Pair Corralation between Air Products and Sociedad Química
Assuming the 90 days horizon Air Products and is expected to generate 0.56 times more return on investment than Sociedad Química. However, Air Products and is 1.8 times less risky than Sociedad Química. It trades about 0.02 of its potential returns per unit of risk. Sociedad Qumica y is currently generating about -0.03 per unit of risk. If you would invest 27,244 in Air Products and on October 20, 2024 and sell it today you would earn a total of 3,136 from holding Air Products and or generate 11.51% return on investment over 90 days.

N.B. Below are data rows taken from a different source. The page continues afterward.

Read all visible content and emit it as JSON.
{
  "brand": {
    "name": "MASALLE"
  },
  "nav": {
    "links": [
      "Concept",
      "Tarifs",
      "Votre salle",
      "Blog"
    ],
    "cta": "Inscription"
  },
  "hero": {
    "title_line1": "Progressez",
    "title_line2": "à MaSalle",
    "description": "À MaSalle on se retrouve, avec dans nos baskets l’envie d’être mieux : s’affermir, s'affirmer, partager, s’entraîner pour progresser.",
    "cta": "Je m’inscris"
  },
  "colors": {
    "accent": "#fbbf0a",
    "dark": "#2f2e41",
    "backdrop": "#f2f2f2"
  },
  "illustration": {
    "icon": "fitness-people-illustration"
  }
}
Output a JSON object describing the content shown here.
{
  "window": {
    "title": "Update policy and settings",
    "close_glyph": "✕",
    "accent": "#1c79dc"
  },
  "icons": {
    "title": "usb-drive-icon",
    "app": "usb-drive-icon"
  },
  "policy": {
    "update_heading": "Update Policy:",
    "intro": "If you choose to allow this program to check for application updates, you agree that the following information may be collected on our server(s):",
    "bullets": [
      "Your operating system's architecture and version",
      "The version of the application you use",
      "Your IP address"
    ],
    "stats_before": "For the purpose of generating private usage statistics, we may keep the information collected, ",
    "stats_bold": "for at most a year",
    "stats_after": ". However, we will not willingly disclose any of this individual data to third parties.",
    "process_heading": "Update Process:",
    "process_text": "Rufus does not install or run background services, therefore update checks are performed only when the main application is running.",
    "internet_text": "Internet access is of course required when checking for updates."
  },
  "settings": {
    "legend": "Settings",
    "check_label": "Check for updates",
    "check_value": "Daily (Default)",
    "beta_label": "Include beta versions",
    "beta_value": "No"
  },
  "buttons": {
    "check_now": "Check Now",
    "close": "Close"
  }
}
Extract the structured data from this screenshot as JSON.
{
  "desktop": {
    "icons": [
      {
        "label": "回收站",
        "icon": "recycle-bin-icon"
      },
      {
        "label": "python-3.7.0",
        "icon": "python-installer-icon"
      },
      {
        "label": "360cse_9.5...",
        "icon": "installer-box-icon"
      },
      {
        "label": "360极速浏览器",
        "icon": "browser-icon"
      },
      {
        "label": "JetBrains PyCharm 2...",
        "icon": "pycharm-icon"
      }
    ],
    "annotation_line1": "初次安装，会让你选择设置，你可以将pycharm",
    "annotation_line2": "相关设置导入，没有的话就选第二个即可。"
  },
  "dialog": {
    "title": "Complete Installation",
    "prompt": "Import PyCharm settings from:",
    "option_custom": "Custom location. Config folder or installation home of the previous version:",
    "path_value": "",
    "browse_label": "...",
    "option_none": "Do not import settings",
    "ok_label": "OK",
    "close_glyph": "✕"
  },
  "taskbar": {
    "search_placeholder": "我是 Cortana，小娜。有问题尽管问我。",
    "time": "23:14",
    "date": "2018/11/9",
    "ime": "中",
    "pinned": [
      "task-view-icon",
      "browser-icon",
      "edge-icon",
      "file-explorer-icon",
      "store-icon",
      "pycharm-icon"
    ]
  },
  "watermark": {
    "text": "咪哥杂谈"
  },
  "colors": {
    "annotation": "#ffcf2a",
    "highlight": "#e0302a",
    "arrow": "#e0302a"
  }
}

Time Period | 3 Months [change] |
Direction | Moves Together |
Strength | Insignificant |
Accuracy | 100.0% |
Values | Daily Returns |
Air Products and vs. Sociedad Qumica y
Performance |
Timeline |
Air Products |
Sociedad Qumica y |
Air Products and Sociedad Química Volatility Contrast
Predicted Return Density |
Returns |
Pair Trading with Air Products and Sociedad Química
The main advantage of trading using opposite Air Products and Sociedad Química positions is that it hedges away some unsystematic risk. Because of two separate transactions, even if Air Products position performs unexpectedly, Sociedad Química can make up some of the losses. Pair trading also minimizes risk from directional movements in the market. For example, if an entire industry or sector drops because of unexpected headlines, the short position in Sociedad Química will offset losses from the drop in Sociedad Química's long position.Air Products vs. Air Liquide SA | Air Products vs. AIR LIQUIDE ADR | Air Products vs. Shin Etsu Chemical Co | Air Products vs. BASF SE |
Sociedad Química vs. Air Liquide SA | Sociedad Química vs. AIR LIQUIDE ADR | Sociedad Química vs. Air Products and | Sociedad Química vs. Shin Etsu Chemical Co |
Check out your portfolio center.Note that this page's information should be used as a complementary analysis to find the right mix of equity instruments to add to your existing portfolios or create a brand new portfolio. You can also try the Portfolio Rebalancing module to analyze risk-adjusted returns against different time horizons to find asset-allocation targets.